Estelle blinked at me.
“You aren’t real. None of this is real. I don’t understand how you know all of this stuff.” I shook my head. I’d believe in a psychic right now, but not this. “Just no.”
“Just yes. I am your fairy godmother.”
“Then I want a new one. One who can’t hear me.”
She looked as if she’d been slapped. “You think you’ll find someone who cares about your wishes more than I do?” Her voice was wobbly. “One with…with better rates? We’re regulated, you know.”
“Well, I’m not paying.”
Estelle stared at me.
“I don’t have this kind of money,” I explained.
The colour drained from her face.
I leaned back, arms crossed. “I couldn’t pay this even if you were legit. Plus, I’m going to report you for an invasion of privacy.”
“No, no. We are within the bounds.” She patted a thick book at her side, one I hadn’t noticed earlier. Had it always been there? It was massive and worn, leather-bound and oozing old-world vibes. “And wishes aren’t free, Char. There are costs involved with every wish that’s granted.”
“I don’t have the money. I’m basically broke and have no assets. You picked the wrong mark for your little psychic scam-a-roni. I’m not paying this.” I shoved the papers so hard they flew off the desk.
“But…but.” She was blinking so fast her lashes were a blur. “I’m never going to pass the level to become an eighty-fourth generation fairy godmother. That is what is expected of me.”
“Really not my problem.”
She was spiralling, gulping air between sentences. “I can’t be demoted to a tooth fairy. Teeth gross me out! And I’m too big to be a garden fairy, and my black thumb will kill everything. Garden fairies are tiny and get eaten by frogs. They’ll have to shrink me. What if they do it wrong and I end up with one giant arm that didn’t shrink and everyone will scream in horror?” She jammed an arm in my direction. “I’ll be shunned by the family. I have to pass my levels. I have to.” Her voice was low, hoarse, and desperate. “This is my only chance. You have to pay your bill. It’s in arrears, Char. It’s due now, and I should have told the head fairy how much you owe before I ever granted you more wishes! I’ll be demoted! I’ll never pass.”
I blinked at her performance, unsure if she was done. “Well, I can’t pay it.”
“You have to! You knew what this was going to cost you!”
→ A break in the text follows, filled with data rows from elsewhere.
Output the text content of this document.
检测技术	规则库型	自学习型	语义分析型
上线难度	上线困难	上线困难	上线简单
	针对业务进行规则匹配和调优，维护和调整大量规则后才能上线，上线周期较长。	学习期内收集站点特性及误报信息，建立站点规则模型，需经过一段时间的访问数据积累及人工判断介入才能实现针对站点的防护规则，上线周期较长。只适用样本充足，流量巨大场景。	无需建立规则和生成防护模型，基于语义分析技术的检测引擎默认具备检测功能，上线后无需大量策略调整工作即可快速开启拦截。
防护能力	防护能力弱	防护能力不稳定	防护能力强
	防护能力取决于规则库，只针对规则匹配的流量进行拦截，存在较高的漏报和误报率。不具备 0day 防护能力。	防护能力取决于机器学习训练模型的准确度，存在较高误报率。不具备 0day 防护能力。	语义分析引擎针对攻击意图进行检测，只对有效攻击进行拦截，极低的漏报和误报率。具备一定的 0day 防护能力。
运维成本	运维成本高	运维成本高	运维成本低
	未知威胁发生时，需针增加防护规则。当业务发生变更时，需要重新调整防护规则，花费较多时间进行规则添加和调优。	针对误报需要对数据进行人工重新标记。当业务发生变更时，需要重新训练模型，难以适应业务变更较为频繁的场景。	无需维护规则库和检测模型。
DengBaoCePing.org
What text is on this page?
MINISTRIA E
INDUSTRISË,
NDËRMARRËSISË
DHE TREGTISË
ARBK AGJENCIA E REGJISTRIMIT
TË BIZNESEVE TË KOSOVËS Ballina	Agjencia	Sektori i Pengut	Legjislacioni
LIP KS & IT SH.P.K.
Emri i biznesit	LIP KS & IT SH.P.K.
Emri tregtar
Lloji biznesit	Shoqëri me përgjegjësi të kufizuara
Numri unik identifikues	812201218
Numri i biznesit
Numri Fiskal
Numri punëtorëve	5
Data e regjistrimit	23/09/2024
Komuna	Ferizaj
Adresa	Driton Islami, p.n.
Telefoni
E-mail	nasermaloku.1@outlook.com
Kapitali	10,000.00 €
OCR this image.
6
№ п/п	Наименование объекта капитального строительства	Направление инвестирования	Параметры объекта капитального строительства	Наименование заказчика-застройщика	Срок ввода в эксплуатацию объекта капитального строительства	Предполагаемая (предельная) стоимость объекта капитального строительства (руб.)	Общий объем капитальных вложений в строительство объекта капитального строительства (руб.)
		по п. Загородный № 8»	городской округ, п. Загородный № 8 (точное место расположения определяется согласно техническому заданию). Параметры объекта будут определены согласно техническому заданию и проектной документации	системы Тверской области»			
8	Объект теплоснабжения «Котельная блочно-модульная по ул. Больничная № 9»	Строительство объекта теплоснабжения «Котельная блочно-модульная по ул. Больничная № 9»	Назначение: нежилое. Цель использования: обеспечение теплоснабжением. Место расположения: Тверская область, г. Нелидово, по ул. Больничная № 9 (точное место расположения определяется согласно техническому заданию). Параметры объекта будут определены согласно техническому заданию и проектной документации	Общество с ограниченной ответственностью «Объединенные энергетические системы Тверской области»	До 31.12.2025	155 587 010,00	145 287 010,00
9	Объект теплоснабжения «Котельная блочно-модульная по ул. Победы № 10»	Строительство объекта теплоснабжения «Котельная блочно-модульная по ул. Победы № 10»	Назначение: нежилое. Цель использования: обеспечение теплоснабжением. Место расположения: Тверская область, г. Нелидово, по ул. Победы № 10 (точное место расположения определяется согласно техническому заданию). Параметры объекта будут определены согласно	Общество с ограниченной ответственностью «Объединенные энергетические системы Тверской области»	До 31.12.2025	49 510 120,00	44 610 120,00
“Actually, no.” Her spiralling was making me more calm, more assured. “I mean, I never even got a price list.”
Estelle, suddenly calm, chirped, “Of course you did!” She flipped to the sheet at the bottom of the thick file folder, frowned, then skimmed a list stapled inside the front flap of the folder. It had dates typed on the left and some sort of handwritten inventory beside it. Her jaw clenched, and she rapidly flipped through the scrawled pages, blinking hard.
And that was when Estelle started intermittently crying and swearing, and black and silver glitter began raining down around us.